210,000 objects comprise the full collection of the Cooper Hewitt Museum, but only 700 of those are on view in the ten inaugural exhibitions. Although it seems to be a small number on view in comparison, every floor is packed to the brim with design objects both old and new. Because of the renovation, 60% more exhibition space has been added to the museum. The exhibitions on the busy second floor, composed entirely of items from the CH collection, include “Passion for the Exotic: Lockwood de Forest, Frederic Church” (where 19th-century America is compared with the arts of India), “Hewitt Sisters Collect” (the first exhibition to tell the story of the collectors who founded the Cooper Union, predecessor to the current museum) and “Making Design” (which offers highlights of the museum collection and how designers design).

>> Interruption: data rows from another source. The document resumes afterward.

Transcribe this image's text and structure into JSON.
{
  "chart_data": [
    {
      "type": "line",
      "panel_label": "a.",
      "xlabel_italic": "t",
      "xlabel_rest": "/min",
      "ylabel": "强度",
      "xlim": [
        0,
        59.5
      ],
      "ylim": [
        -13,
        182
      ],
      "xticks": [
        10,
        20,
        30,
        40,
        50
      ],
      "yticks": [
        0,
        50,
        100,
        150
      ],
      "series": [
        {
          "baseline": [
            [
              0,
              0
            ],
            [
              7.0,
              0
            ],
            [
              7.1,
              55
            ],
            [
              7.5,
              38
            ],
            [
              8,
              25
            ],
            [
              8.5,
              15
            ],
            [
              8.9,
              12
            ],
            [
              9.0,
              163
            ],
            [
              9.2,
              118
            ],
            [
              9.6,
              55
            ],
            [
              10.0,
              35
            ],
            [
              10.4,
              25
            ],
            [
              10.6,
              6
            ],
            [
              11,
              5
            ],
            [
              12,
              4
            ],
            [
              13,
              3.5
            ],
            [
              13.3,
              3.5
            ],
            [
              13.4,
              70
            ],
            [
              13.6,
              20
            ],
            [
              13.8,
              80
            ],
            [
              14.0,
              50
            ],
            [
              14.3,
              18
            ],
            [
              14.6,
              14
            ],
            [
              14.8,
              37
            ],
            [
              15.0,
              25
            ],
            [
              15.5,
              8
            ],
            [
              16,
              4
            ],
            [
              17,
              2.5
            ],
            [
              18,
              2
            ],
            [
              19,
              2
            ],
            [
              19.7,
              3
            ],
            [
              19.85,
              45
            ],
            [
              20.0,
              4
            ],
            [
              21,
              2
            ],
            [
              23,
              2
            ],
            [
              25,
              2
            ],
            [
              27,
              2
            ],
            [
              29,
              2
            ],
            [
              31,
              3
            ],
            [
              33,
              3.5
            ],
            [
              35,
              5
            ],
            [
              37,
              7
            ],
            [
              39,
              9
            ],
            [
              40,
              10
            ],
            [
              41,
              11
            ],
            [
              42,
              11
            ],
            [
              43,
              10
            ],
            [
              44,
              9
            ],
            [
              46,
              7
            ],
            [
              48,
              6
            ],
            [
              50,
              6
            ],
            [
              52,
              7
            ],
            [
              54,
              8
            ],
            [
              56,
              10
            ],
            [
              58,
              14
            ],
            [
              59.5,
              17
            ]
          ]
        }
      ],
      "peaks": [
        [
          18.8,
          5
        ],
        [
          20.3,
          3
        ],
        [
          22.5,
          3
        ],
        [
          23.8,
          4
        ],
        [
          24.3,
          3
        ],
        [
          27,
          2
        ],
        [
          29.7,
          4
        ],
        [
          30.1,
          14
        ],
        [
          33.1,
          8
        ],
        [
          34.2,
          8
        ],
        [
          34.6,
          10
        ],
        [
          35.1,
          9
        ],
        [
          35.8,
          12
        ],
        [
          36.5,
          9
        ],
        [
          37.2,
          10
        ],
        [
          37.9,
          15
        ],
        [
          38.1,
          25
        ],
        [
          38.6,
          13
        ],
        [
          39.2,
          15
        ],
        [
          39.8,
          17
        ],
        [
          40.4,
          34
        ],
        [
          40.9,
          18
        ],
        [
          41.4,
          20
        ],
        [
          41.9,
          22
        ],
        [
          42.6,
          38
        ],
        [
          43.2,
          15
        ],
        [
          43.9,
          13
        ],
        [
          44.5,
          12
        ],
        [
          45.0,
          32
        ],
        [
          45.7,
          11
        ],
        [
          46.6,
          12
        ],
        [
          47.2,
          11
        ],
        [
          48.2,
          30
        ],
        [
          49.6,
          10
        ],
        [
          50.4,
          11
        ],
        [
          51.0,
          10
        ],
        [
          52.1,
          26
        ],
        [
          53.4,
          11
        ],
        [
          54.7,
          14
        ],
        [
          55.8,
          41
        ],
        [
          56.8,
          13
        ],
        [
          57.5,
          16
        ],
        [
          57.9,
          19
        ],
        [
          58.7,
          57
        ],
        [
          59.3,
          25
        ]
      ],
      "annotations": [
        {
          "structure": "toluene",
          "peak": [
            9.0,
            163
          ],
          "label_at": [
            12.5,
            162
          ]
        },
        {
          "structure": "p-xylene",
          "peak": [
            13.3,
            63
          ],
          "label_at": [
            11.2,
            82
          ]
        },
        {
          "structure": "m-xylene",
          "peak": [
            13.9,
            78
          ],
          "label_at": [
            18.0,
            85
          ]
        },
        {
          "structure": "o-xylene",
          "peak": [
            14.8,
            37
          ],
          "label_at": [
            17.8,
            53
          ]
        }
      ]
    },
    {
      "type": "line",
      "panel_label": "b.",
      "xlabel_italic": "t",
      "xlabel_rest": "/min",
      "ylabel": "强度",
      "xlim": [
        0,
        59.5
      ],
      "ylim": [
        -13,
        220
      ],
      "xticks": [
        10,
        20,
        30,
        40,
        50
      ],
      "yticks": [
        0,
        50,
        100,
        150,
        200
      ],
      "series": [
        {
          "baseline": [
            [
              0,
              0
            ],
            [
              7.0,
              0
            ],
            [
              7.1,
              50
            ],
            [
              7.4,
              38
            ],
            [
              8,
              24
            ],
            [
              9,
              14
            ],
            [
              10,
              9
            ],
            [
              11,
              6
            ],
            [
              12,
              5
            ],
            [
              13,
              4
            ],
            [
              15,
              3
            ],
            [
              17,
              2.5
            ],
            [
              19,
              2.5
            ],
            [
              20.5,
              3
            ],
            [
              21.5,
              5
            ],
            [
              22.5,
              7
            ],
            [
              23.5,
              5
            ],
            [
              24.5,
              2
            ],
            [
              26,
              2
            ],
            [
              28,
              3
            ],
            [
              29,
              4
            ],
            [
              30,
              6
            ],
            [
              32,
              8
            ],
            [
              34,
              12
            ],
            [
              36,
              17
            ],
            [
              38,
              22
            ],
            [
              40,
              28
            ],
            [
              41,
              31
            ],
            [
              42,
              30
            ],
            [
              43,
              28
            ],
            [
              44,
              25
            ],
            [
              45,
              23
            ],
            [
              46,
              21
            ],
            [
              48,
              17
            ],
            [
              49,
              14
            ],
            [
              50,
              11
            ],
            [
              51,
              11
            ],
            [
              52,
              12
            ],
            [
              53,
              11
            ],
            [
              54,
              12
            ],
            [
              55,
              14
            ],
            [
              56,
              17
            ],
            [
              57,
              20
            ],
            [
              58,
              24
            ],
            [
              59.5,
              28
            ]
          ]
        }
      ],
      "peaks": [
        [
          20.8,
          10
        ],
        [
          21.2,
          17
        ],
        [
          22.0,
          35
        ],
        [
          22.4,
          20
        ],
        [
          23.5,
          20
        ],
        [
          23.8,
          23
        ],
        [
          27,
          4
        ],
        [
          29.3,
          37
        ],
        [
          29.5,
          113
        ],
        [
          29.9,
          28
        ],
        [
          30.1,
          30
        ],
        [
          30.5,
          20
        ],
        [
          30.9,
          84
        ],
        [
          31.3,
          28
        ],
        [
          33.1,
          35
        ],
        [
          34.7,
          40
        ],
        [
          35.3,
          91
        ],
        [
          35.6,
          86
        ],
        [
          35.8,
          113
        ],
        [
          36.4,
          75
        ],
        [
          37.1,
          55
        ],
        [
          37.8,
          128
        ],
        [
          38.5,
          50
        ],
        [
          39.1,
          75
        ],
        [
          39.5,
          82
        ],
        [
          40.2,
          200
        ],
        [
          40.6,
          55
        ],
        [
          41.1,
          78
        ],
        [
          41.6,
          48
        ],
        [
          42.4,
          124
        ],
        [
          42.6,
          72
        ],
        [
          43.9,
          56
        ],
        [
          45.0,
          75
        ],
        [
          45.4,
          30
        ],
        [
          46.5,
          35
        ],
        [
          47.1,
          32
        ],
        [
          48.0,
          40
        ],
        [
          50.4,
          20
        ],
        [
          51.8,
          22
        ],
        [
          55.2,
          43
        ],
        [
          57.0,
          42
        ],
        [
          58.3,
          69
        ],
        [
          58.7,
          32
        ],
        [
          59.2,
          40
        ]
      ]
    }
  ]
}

Probably the most exciting and eye-popping floor is the third, where the exhibition “Tools: Extending Our Reach” features items that have had life-changing effects, from ancient times to today. This floor is composed of objects from the CH and from other Smithsonian museums. Walking through the curtain of regular every-day tools is thrilling and chilling at the same time. Just past this is a live large video feed of the sun streamed directly from NASA by an orbiting satellite, awesome in its majesty and violence. Other items like a Braille typewriter, a sketchbot that creates your image in sand, and an artificial heart are some of the highlights of the show.
The CH is a place that you can visit again and again and still not see everything there is. It’s a place you can bring your family to, your friends, even your date. The CH is a place that now, after its major renovation and digital upgrade, will make the top-ten list of any visitor to New York. And don’t forget, there’s a café, shop, and gardens that complete the museum, making the CH a perfect place to spend a day.
When you visit the CH, make sure to stop by the Process Lab and let us know your favorite exhibitions. What objects will you take home? How do you see the design of the mansion complementing the design of the exhibition space and the collection? This museum is filled with possibilities and opportunities to learn, to discover, in an attractive and exciting way. In many ways, it’s exactly what museums today need to be doing in order to better engage with their visitors – and keep them actively interested in the collection long after they leave. Located at 2 East 91 Street, general admission costs $18, but buy online for a $2 discount or visit on Saturday nights for pay-what-you-wish admission.